Welche Gründe gibt es noch?
Beim Dompteusen-Syndrom haben die Frauen das Gefühl, die Bestie unter Kontrolle zu haben. Burton hat ja vielleicht sogar Angst vergewaltigt oder geschlagen zu werden. Aber da es im Fall Manson keine Liebeszelle geben wird, ist sie vor ihm sicher. Beim Amiga-Syndrom sind die Frauen überzeugt "Meiner ist ganz anders". Sie sind beseelt vom Guten des Menschen und sie glauben: Durch meine Liebe oder meine Religion kann ich ihn umpolen. Auch Frauen mit Borderline-Syndrom sind unter diesen "Gefängnisbräuten".
Was weiß die Wissenschaft über die Biographie dieser Frauen?
Es wäre sicher interessant, statistische Hintergründe zu wissen. Es gibt keine Studie, auch weil es zu wenige Fälle gibt. Aber das Belohnungssystem funktioniert bei uns allen gleich. Es ist unabhängig von Intelligenz und Bildung. Es kann jede Frau treffen. Unter den Anhängerinnen des mehrfachen Frauenmörders Jack Unterweger (Anm. d. Red.: Der Österreicher Jack Unterweger erhängte sich nach seiner Verurteilung 1994 in seiner Zelle.) waren alle gesellschaftlichen Schichten vertreten, von ganz jungen Mädchen bis hin zur reichen Unternehmenswitwe. Eine von ihnen habe ich kennengelernt. Astrid Wagner ist Juristin, gebildet, gut aussehend. Vordergründig geht sie damit erfolgreich hausieren: Sie hat mittlerweile drei Bücher geschrieben und nutzt ihre Bekanntheit auch, um mehr Klienten für ihre Kanzlei zu bekommen. Aber der wahre Antrieb ist die sexuelle Faszination durch den Verbrecher.
Gibt es das Phänomen auch bei Männern?
Ja, nur in deutlich geringerem Umfang. Das liegt daran, dass weltweit nur sechs Prozent der Gefängnisinsassen Frauen sind. Aber ich denke zum Beispiel an Amanda Knox, den "Engel mit den Eisaugen". Ich habe mich sehr intensiv mit dem Fall beschäftigt und glaube persönlich, dass sie den Mord an ihrer Mitbewohnerin begangen hat. Sie sieht gut aus und hat unglaublich viele Anträge von Männern erhalten.
Was lässt denn die Faszination wieder verschwinden?
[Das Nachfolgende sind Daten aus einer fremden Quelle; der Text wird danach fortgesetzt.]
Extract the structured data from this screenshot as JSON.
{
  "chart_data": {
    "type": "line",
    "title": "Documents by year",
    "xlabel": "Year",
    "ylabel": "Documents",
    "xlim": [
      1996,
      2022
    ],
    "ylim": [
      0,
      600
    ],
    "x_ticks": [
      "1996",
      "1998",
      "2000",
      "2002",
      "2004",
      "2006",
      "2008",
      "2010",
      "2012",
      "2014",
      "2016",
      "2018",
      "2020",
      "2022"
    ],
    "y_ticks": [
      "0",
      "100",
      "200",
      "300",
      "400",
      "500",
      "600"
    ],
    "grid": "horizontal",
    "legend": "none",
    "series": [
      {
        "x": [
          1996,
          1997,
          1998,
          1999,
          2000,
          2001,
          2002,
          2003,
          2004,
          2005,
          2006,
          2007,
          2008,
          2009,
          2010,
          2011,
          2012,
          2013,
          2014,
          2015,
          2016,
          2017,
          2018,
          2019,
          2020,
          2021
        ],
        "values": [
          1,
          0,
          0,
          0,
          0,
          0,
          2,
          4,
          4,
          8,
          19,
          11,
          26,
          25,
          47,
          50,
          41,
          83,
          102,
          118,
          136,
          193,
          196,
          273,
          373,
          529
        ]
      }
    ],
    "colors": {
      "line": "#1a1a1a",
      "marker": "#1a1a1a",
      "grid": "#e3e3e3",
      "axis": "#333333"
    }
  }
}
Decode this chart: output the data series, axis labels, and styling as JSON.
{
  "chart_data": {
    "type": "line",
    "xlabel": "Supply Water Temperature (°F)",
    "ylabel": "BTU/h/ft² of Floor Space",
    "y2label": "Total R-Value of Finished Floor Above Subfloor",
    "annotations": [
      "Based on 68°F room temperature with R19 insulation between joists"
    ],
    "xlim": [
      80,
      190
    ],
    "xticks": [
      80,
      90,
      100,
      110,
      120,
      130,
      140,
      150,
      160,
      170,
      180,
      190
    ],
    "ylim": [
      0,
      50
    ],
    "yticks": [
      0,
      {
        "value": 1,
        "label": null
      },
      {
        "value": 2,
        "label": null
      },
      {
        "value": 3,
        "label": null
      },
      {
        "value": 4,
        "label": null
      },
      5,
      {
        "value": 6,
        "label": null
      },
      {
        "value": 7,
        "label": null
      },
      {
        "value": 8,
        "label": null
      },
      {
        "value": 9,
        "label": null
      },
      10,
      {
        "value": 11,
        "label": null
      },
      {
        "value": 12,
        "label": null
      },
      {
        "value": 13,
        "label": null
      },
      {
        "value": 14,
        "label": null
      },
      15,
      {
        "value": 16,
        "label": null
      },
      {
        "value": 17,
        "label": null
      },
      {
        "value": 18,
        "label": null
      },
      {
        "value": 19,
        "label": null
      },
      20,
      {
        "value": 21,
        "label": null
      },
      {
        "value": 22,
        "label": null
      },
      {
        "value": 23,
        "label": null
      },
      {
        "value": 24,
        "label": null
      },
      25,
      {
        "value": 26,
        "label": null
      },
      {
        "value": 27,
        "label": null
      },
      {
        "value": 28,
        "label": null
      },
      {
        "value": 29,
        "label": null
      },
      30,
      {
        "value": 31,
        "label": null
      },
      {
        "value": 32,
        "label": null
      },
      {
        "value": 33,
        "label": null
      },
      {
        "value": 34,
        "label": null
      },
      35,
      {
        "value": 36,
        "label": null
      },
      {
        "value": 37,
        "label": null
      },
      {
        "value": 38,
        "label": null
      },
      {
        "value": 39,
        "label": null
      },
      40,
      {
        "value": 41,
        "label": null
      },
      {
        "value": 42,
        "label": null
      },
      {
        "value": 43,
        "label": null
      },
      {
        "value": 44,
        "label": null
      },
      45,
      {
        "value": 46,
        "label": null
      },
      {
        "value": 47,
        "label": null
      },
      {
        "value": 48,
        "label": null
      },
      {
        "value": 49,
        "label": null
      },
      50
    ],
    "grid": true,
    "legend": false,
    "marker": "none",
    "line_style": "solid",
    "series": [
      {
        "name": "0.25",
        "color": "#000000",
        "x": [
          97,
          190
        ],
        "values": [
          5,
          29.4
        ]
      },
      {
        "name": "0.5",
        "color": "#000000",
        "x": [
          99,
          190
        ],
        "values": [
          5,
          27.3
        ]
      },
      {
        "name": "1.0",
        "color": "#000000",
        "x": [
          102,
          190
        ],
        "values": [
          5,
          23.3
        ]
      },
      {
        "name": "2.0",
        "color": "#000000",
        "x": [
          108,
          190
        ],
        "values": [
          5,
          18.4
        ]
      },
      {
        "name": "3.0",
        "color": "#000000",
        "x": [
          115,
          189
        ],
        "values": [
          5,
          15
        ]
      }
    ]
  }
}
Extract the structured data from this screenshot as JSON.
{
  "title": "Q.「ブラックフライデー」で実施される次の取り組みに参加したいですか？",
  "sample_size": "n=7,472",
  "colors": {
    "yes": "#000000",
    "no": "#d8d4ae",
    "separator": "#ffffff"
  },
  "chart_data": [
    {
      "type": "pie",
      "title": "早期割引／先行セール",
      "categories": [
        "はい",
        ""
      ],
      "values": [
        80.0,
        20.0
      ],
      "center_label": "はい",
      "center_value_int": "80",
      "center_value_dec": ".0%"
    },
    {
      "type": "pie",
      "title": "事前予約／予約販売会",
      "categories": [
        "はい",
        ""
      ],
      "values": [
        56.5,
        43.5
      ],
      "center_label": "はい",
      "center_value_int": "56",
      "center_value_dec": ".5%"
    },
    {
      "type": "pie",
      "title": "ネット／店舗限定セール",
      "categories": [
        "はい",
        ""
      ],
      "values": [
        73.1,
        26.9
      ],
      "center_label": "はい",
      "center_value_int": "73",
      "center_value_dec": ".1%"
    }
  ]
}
Eine Verliebtheit hält zwischen 18 Monate und drei Jahre an. Es gibt Frauen, da verläuft das ähnlich, und es gibt Frauen, da hält die Verliebtheit auch nach dem Tod des Mannes an. Ich war 2013 zusammen mit Astrid Wagner in einer Talkshow von Markus Lanz. Und sie hat so von Unterweger gesprochen, dass Lanz gesagt hat: "Sie lieben ihn ja immer noch."